Mr. Argles had scarcely been twelve months in Calcutta when his health gave way and he was ordered home for what it was hoped would only be a few months. But the illness was more serious than was supposed and he died in 1883, within a fortnight of his arrival in England.
His loss was a heavy one. His special gifts, the saintliness of his life, his keen enthusiasm for the work took away from the Mission one who could ill be spared. Mr. Gore in an article in The Guardian speaking of his death said:
"The Church of England from the point of view of her own apparent needs has reason to deplore deeply the untimely loss of the Revd. Marsham Frederick Argles. We have not too many men who combine with intelligence and ability an unwavering and persistent strength of conviction and purpose. The words in the Burial Service - 'steadfast, unmoveable, always abounding in the work of the Lord' - are the best description of his character.
"He was pre-eminently simple, gentle, truthful and at all times rigorously obedient to conscience. In faith and practice wholly catholic, he seemed to give himself specially among Christian duties to the cultivation of prayer and fasting. Wherever he was, he was for ever diffusing around him an atmosphere of steadiness, patience and happiness; he was intolerant of nothing but sin, indolence or unhopefulness in Christians.

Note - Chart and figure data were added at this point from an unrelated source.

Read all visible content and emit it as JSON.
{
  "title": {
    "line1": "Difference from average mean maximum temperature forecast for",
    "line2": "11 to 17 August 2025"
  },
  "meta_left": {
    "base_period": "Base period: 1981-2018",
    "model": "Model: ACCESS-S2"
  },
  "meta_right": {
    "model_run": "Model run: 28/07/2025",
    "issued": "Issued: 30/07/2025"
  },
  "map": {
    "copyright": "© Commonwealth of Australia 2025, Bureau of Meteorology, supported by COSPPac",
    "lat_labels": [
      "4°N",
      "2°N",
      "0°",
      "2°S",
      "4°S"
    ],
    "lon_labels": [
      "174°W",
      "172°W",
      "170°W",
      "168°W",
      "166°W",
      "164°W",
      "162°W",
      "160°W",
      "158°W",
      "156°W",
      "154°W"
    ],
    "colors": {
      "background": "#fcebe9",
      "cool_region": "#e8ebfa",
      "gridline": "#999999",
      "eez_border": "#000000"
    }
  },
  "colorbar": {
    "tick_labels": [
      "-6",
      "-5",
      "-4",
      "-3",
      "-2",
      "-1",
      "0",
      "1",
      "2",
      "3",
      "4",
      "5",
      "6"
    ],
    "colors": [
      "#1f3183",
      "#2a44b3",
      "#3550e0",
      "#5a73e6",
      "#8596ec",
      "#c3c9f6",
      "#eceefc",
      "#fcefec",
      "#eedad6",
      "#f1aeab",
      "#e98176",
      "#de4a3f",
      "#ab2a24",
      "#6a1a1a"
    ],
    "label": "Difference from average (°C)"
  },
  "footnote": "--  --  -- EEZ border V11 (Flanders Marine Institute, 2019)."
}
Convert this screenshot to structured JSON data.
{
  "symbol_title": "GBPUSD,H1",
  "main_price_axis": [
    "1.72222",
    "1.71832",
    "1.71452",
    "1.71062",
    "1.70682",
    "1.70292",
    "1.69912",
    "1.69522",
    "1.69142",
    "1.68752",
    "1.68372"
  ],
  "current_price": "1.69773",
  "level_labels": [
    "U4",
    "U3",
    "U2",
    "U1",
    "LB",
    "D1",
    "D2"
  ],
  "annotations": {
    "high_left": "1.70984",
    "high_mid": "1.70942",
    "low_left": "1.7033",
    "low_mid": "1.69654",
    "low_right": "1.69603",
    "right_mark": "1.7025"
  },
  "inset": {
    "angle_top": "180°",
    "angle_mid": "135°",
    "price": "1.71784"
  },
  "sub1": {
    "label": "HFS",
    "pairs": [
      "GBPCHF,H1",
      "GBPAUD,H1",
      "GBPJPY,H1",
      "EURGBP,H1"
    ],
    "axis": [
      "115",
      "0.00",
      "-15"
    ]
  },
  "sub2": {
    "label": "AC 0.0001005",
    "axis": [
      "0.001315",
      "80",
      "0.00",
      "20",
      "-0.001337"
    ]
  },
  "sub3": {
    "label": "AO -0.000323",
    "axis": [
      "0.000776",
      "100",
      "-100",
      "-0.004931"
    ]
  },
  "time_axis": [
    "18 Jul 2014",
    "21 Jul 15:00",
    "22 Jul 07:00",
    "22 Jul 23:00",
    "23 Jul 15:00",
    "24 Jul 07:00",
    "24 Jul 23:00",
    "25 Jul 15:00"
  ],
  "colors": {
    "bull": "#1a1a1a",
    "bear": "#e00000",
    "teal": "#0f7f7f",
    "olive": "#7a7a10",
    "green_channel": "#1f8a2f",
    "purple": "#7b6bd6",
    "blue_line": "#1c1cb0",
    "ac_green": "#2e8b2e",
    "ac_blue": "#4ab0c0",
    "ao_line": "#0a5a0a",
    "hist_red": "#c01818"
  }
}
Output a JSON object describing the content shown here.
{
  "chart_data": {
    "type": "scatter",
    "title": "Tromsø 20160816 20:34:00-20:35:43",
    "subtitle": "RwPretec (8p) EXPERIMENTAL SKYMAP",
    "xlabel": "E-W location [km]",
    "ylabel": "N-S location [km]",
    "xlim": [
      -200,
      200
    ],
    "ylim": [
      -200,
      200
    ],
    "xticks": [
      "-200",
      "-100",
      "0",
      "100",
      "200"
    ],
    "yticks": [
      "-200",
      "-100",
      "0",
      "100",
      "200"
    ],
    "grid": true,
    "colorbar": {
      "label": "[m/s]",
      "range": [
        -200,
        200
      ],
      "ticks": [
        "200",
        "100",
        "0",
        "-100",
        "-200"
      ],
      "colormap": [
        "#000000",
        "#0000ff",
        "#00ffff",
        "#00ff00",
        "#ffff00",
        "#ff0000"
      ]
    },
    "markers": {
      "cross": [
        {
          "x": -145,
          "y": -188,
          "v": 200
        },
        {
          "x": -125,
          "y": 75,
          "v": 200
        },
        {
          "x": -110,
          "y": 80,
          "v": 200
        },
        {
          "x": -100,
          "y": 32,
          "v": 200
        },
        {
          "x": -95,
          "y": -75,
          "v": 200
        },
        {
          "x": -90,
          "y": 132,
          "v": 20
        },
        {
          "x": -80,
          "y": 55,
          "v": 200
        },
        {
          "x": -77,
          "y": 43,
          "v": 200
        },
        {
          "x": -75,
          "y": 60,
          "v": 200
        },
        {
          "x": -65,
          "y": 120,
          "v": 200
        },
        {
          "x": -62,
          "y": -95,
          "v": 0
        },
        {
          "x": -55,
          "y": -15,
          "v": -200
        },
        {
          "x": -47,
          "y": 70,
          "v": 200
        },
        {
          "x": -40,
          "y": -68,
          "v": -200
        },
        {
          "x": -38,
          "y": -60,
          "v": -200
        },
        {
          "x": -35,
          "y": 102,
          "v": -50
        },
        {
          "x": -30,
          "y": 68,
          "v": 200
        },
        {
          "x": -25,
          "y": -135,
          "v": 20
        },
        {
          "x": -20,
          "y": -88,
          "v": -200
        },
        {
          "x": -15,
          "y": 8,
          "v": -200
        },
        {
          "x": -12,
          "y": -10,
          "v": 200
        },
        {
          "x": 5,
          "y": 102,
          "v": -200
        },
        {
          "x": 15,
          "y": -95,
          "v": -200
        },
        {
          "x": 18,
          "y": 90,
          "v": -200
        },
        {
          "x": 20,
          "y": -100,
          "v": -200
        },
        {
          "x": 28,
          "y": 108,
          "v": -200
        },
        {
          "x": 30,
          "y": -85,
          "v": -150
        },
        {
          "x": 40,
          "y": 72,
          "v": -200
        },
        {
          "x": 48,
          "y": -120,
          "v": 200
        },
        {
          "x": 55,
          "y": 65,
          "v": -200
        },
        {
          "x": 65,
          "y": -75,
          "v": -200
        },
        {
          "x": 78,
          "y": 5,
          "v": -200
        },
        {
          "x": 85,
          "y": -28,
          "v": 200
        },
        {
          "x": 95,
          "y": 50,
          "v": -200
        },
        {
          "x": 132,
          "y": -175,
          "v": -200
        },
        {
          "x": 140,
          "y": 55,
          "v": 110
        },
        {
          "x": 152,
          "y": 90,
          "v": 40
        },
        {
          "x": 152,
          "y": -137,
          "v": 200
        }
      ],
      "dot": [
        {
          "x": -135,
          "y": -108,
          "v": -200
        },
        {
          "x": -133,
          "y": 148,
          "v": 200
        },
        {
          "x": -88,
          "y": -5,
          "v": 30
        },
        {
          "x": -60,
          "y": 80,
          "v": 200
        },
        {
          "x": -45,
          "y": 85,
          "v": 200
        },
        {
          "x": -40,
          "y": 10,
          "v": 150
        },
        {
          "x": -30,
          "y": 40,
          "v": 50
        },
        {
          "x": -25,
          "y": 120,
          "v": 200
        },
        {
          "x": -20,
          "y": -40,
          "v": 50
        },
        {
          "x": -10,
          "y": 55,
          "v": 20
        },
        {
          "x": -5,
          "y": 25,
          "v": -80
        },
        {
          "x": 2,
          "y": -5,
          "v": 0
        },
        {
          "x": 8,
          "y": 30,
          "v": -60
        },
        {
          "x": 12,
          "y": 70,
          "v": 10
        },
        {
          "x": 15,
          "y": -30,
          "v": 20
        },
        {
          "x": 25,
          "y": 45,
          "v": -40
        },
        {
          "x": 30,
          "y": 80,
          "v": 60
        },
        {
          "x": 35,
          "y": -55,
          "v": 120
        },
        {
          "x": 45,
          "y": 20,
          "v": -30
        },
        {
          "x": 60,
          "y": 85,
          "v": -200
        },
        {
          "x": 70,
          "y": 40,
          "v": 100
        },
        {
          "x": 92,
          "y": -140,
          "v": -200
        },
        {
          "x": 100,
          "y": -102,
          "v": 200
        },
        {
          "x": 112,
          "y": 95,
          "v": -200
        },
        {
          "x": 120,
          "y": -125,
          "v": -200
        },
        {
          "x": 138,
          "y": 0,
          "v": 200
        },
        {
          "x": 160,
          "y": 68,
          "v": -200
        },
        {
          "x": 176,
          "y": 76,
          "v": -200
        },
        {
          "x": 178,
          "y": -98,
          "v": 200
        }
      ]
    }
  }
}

He was full of an affection strong and deep rather than demonstrative.
"Such he was, and as he grew without check from his first coming up to Oxford; and so there was steadily developed and matured in him that temper of cheerful discipline which made a 'religious life' seem natural to him and that vocation to missionary work the first consciousness of which dated from his boyhood. To this vocation he responded so loyally that it would have been, as he said just before he left England, 'a greater self-denial to him to stay at home than to go to India'; and to it he finally sacrificed his life.
"His friends would agree that they have never known a character which it is more easy to think of in the tranquil waiting state of Paradise".